A balance should be set to meet both the need for more affordable drugs and the need for new drugs.
If this is the case, that is, if the main problem is the power of branded manufacturers to set prices, it is not by limiting the provisions of patents that could increase the distribution at more affordable prices of rare drugs. It is by setting a middle point that could balance both the need for drugs and the motivation of inventors and investors through incentives.
A lot has already been suggested regarding this. One includes offering drug companies a period of exclusivity without fear of patent challenges after a drug is approved (Herper). More specifically stated, the proposal is to give drug patents a shorter term of 15 years (instead of 18 years) (Herper). In addition to this shorter term, it is suggested that the 15 years should start only after the approval of the FDA (Herper).
At present, patents protect drugs from generic versions for 18 years exclusive of the 8 years or more that are needed for the product to pass the FDA tests. Also, to minimize the probability of monopolies, the prices of the products should be regulated that it will not harm the producers as well as the consumers.

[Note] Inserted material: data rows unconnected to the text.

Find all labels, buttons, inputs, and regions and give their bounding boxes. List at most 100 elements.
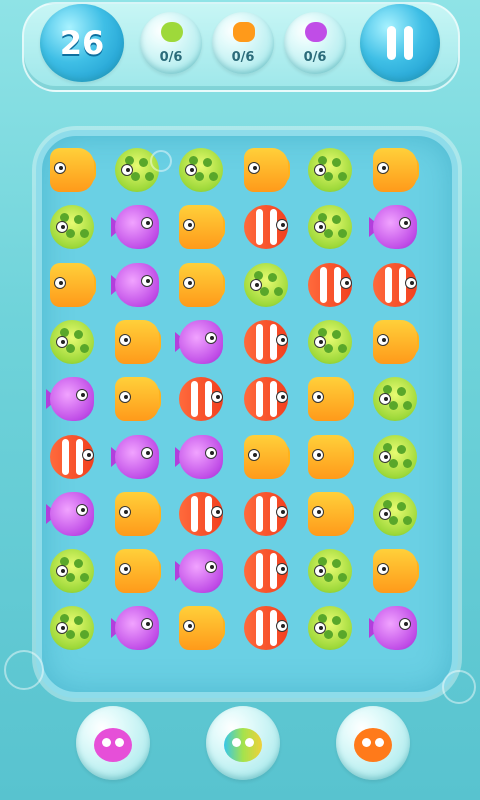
board-tile[interactable]: [175, 490, 227, 538]
board-tile[interactable]: [304, 547, 356, 595]
pink-creature-icon: [94, 728, 132, 762]
orange-fish-icon: [240, 146, 292, 194]
board-tile[interactable]: [304, 261, 356, 309]
rainbow-creature-powerup[interactable]: [206, 706, 280, 780]
board-tile[interactable]: [240, 490, 292, 538]
board-tile[interactable]: [369, 318, 421, 366]
board-tile[interactable]: [304, 146, 356, 194]
board-tile[interactable]: [369, 203, 421, 251]
bubble-decoration: [442, 670, 476, 704]
green-fish-icon: [175, 146, 227, 194]
pink-creature-powerup[interactable]: [76, 706, 150, 780]
board-tile[interactable]: [111, 490, 163, 538]
orange-fish-icon: [304, 490, 356, 538]
board-tile[interactable]: [46, 433, 98, 481]
red-fish-icon: [240, 375, 292, 423]
red-fish-icon: [369, 261, 421, 309]
orange-fish-icon: [175, 203, 227, 251]
goal-orange-fish: 0/6: [212, 12, 274, 74]
red-fish-icon: [240, 604, 292, 652]
goal-green-fish: 0/6: [140, 12, 202, 74]
board-tile[interactable]: [46, 318, 98, 366]
rainbow-creature-icon: [224, 728, 262, 762]
purple-fish-icon: [110, 203, 163, 251]
red-fish-icon: [240, 203, 292, 251]
board-tile[interactable]: [46, 547, 98, 595]
red-fish-icon: [240, 547, 292, 595]
purple-fish-icon: [110, 433, 163, 481]
board-tile[interactable]: [369, 490, 421, 538]
board-tile[interactable]: [304, 433, 356, 481]
board-tile[interactable]: [240, 261, 292, 309]
board-tile[interactable]: [175, 203, 227, 251]
purple-fish-icon: [175, 433, 227, 481]
purple-fish-icon: [46, 375, 98, 423]
red-fish-icon: [240, 490, 292, 538]
red-fish-icon: [175, 490, 227, 538]
orange-fish-icon: [240, 433, 292, 481]
board-tile[interactable]: [110, 261, 163, 309]
board-tile[interactable]: [304, 318, 356, 366]
board-tile[interactable]: [175, 318, 227, 366]
purple-fish-icon: [369, 203, 421, 251]
board-tile[interactable]: [240, 146, 292, 194]
board-tile[interactable]: [240, 375, 292, 423]
board-tile[interactable]: [175, 375, 227, 423]
board-tile[interactable]: [111, 375, 163, 423]
board-tile[interactable]: [46, 604, 98, 652]
board-tile[interactable]: [110, 203, 163, 251]
board-tile[interactable]: [240, 433, 292, 481]
orange-fish-icon: [175, 604, 227, 652]
goal-count: 0/6: [159, 50, 183, 65]
board-tile[interactable]: [175, 433, 227, 481]
moves-value: 26: [59, 24, 105, 62]
orange-creature-powerup[interactable]: [336, 706, 410, 780]
board-tile[interactable]: [304, 203, 356, 251]
board-tile[interactable]: [369, 433, 421, 481]
green-fish-icon: [304, 146, 356, 194]
board-tile[interactable]: [46, 203, 98, 251]
purple-fish-icon: [110, 604, 163, 652]
board-tile[interactable]: [46, 261, 98, 309]
pause-button[interactable]: [360, 4, 440, 82]
board-tile[interactable]: [175, 547, 227, 595]
board-tile[interactable]: [240, 547, 292, 595]
board-tile[interactable]: [304, 375, 356, 423]
board-tile[interactable]: [240, 203, 292, 251]
pause-icon: [404, 26, 413, 60]
board-tile[interactable]: [304, 490, 356, 538]
board-tile[interactable]: [175, 604, 227, 652]
board-tile[interactable]: [369, 604, 421, 652]
board-tile[interactable]: [46, 490, 98, 538]
goal-purple-fish: 0/6: [284, 12, 346, 74]
goal-count: 0/6: [303, 50, 327, 65]
orange-fish-icon: [233, 22, 255, 42]
purple-fish-icon: [305, 22, 327, 42]
orange-fish-icon: [175, 261, 227, 309]
board-tile[interactable]: [369, 146, 421, 194]
board-tile[interactable]: [304, 604, 356, 652]
green-fish-icon: [161, 22, 183, 42]
green-fish-icon: [304, 203, 356, 251]
board-tile[interactable]: [369, 547, 421, 595]
board-tile[interactable]: [110, 604, 163, 652]
bubble-decoration: [150, 150, 172, 172]
purple-fish-icon: [110, 261, 163, 309]
green-fish-icon: [304, 318, 356, 366]
board-tile[interactable]: [110, 433, 163, 481]
board-tile[interactable]: [240, 604, 292, 652]
green-fish-icon: [369, 433, 421, 481]
board-tile[interactable]: [175, 261, 227, 309]
pause-icon: [387, 26, 396, 60]
green-fish-icon: [46, 547, 98, 595]
green-fish-icon: [369, 375, 421, 423]
orange-fish-icon: [304, 375, 356, 423]
board-tile[interactable]: [175, 146, 227, 194]
board-tile[interactable]: [46, 146, 98, 194]
board-tile[interactable]: [240, 318, 292, 366]
board-tile[interactable]: [46, 375, 98, 423]
board-tile[interactable]: [111, 547, 163, 595]
board-tile[interactable]: [369, 375, 421, 423]
board-tile[interactable]: [369, 261, 421, 309]
board-tile[interactable]: [111, 318, 163, 366]
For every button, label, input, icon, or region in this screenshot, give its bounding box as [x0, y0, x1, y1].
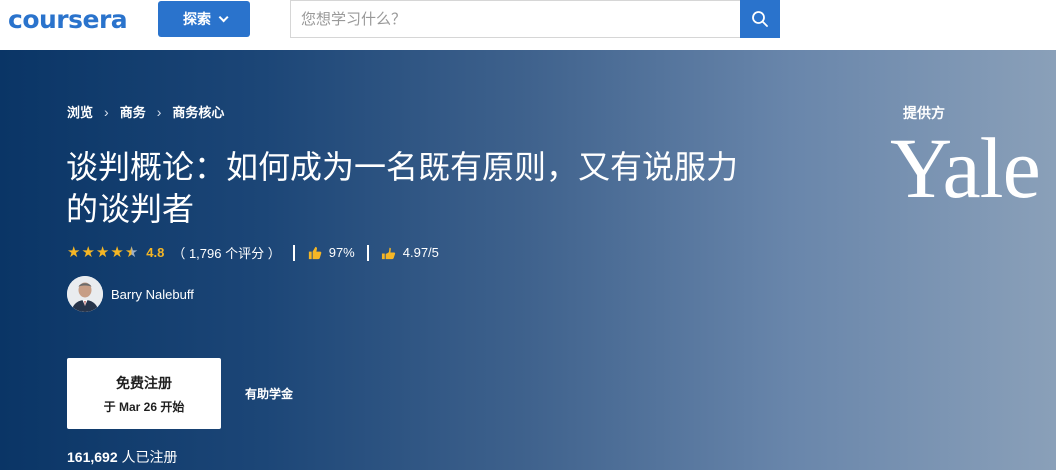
start-date: 于 Mar 26 开始 — [103, 399, 185, 414]
breadcrumb: 浏览 › 商务 › 商务核心 — [67, 102, 224, 121]
explore-button[interactable]: 探索 — [158, 1, 250, 37]
explore-label: 探索 — [183, 11, 211, 27]
half-star-icon: ★ — [124, 244, 139, 261]
score-value: 4.97/5 — [402, 245, 439, 260]
chevron-right-icon: › — [104, 103, 109, 120]
instructor-name[interactable]: Barry Nalebuff — [111, 287, 194, 302]
search-icon — [752, 11, 768, 27]
breadcrumb-browse[interactable]: 浏览 — [67, 102, 93, 121]
rating-value: 4.8 — [146, 245, 165, 260]
enroll-button[interactable]: 免费注册 于 Mar 26 开始 — [67, 358, 221, 429]
breadcrumb-business-essentials[interactable]: 商务核心 — [172, 102, 224, 121]
star-icon: ★ — [95, 244, 110, 261]
search-input[interactable] — [290, 0, 740, 38]
enrolled-suffix: 人已注册 — [117, 449, 178, 465]
enrolled-count: 161,692 人已注册 — [67, 447, 178, 467]
star-icon: ★ — [110, 244, 124, 261]
course-hero-banner: 浏览 › 商务 › 商务核心 谈判概论：如何成为一名既有原则，又有说服力的谈判者… — [0, 50, 1056, 470]
enrolled-number: 161,692 — [67, 449, 118, 465]
top-nav: coursera 探索 — [0, 0, 1056, 50]
yale-logo[interactable]: Yale — [890, 118, 1041, 218]
search-button[interactable] — [740, 0, 780, 38]
star-rating: ★ ★ ★ ★ ★ — [67, 245, 139, 260]
divider — [292, 244, 295, 261]
star-icon: ★ — [67, 244, 81, 261]
breadcrumb-business[interactable]: 商务 — [120, 102, 146, 121]
star-icon: ★ — [81, 244, 95, 261]
chevron-down-icon — [218, 11, 229, 22]
course-title: 谈判概论：如何成为一名既有原则，又有说服力的谈判者 — [66, 148, 739, 228]
avatar — [67, 276, 103, 312]
rating-row: ★ ★ ★ ★ ★ 4.8 （ 1,796 个评分 ） 97% 4.97/5 — [67, 243, 439, 262]
divider — [366, 244, 369, 261]
like-percent: 97% — [328, 245, 355, 260]
financial-aid-link[interactable]: 有助学金 — [245, 385, 293, 402]
instructor[interactable]: Barry Nalebuff — [67, 276, 194, 312]
thumbs-up-icon — [307, 245, 322, 260]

The provisions of drug patents should not be limited.
Undeniably, for a drug innovation to proceed, financing is very crucial, making the interest of investors necessary for the development of drugs. As implied earlier, decreasing the power of patents creates fear among investors in drugs whether or not this fear is justifiable by actual probabilities. The interest of investors in drug manufacturing depends very much on the idea that they could profit from it through patent laws.
Threatening to limit this power and exclusivity would affect their interest and thus their motivation. Drug companies would not be rewarded and there would be less incentive to develop new drugs. This rebuts the NORD statement that it is not the patent that motivates or creates drug innovation. Limiting patents would in the short run decrease the prices and increase the availability of drugs but it will not produce drugs that are needed in the future.
The economic law states that a higher price of products would decrease the demand. This means that branded drug manufacturers could only rise their prices up to a point that they would still gain profit from what they invested. Higher than this point, they could not raise their prices. This is the point where the manufacturers would feel rewarded based on their contributions. Limiting the power of patents would make the manufacturers feel unrewarded because prices of the products they developed using millions of dollars are being sold at a cheaper rate compared to what it really is supposed to sell at. Consumers pay for the innovation and development. Without these manufacturers and investors, there would be no drugs.